From the Sept. 25, 1913 edition of the Gazette:

The five-masted schooner Marcus L. Urann, with a cargo of coal from Sewalls Point, Va., for Boston, ran ashore on Skiffs Island Shoal, about three miles south from Washqua Hill, about 9 o’clock Monday morning. For several hours Capt. Benjamin Thomas and his crew of ten men, together with the wives of the captain and steward, remained aboard the vessel while she pounded under the impulses of a southerly gale, which sent great waves over the Urann’s decks. The vessel struck during very thick weather, and her plight was not discovered from shore until the mist lifted a little in the afternoon.

Word was brought to Edgartown about 2 o’clock from Chappaquiddick-by-the-Sea by Mr. A. B. Gehman, who was on the land company’s property at Washqua, and a large company of men gathered at once on Osborn’s wharf ready to attempt a rescue of the crew if necessary. Captain Levi Jackson, honored with a Carnegie Hero Fund medal as a result of his life saving exploits, put out to the vessel in his auxiliary fishing schooner Priscilla II., his crew consisting of Albert Porter, Edmond Richard, Nicholas E. Norton, Clarence Earle, Geo. Studley, Jr., and Mat. Richard.

The trip out around Cape Pogue and down the length of Chappaquiddick island occupied about two hours. A heavy southerly gale was blowing, with a murky pall still hanging over the channel. Some miles off the southeast end of the island, lay the schooner stranded on the shoal while great seas broke over her decks, and threatened the lives of those on board. Captain Jackson and his men were forced to approach the schooner cautiously, and with all the skipper’s seamanship he did not dare bring the fisherman up to the schooner’s side. Captain Jackson himself first took a dory to the Urann where he found that Captain Thomas had stowed some of the belongings of those on board in the schooner’s boat. But the captain thought it best to trust to Capt. Levi and his hardy crew and larger boat, and so in dories manned by Jackson, Porter and the two Richards, by twos and threes all were transferred to the fishing schooner, Capt. Thomas being the last to leave.

He said that the accident came after a voyage through continuous haze and fog. In the mist Captain Thomas said he made a fixed light about 11 o’clock which he thought was Shinnecock. “I shaped my course accordingly,” he continued. “About 2 o’clock Monday morning the fog thickened, and for hours we were lost. About 9 o’clock the schooner ran aground and we didn’t know where we were until the fog lifted in the afternoon. I think the light I made out must have been Block Island.”

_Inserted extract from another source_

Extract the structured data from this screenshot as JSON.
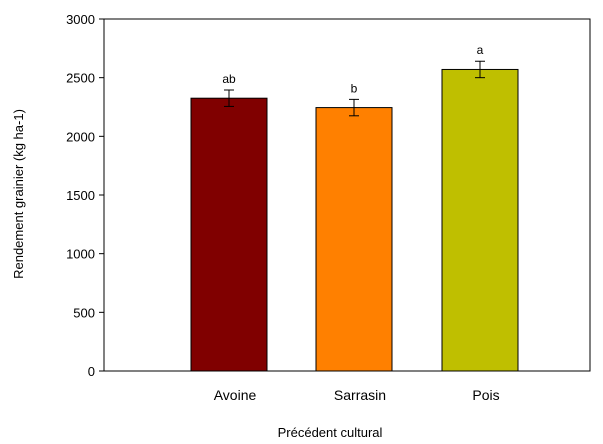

The wreck of the Urann marks a strange coincidence of the sea. The schooner is the third vessel owned by the same company, the Coastwise Transportation company of Boston, to run aground on the same shoal and under the same conditions. The schooner Arthur G. Seitz was lost under similar conditions ten years ago and three years ago the big six master Mertie B. Crowley was wrecked with 15 persons on board, who were rescued from the rigging by Capt. Levi Jackson and his doughty crew in a heroic manner, which resulted in recognition of the crew by the Carnegie Hero Fund committee.

Skiffs island shoal seldom has given up a vessel, but the owners of the Urann are making all efforts to save her. The wrecking tug Tasco of the Scott Wrecking Co., of New London, left that port Monday night and was alongside the Urann the next day. She left again Tuesday afternoon for other gear, etc., and is now back again, the good weather being favorable for her operations. Today the report is that the schooner may be floated this afternoon and towed to the westward.

The Captain of the Urann is said to be an owner in the schooner to the amount of $8000. She is 1899 gross tonnage, 251 feet long, built at Phippsburg, Me., in 1904, and hails from Boston.

The master and steward with the women from the wrecked schooner, upon their arrival at Edgartown, were quartered at the Teller House, and the men were housed in the tenement on the second floor of the building on lower Main street owned by W. S. Osborn. Judging from the experience of the Crowley schooners on Skiffs Island Shoal in the past dozen years, it would seem that the company’s influence should be exerted strongly with the Washington government for the establishment of a proper safeguard to navigation near this dangerous reef, whether gasbuoy, bellbuoy, whitstling buoy or lightship, we will not pretend to say. Some think that a lighthouse on Nomans Land and a whistling buoy at Skiffs Island would prevent the recurrence of such disasters as have been so frequent in the past dozen years. Surely the time is ripe for the Lighthouse bureau to establish better aids to navigation along the south coast of Martha’s Vineyard, and to these should be added a government lifesaving station on the South Side, possibly somewhere between Cape Pogue and Washqua.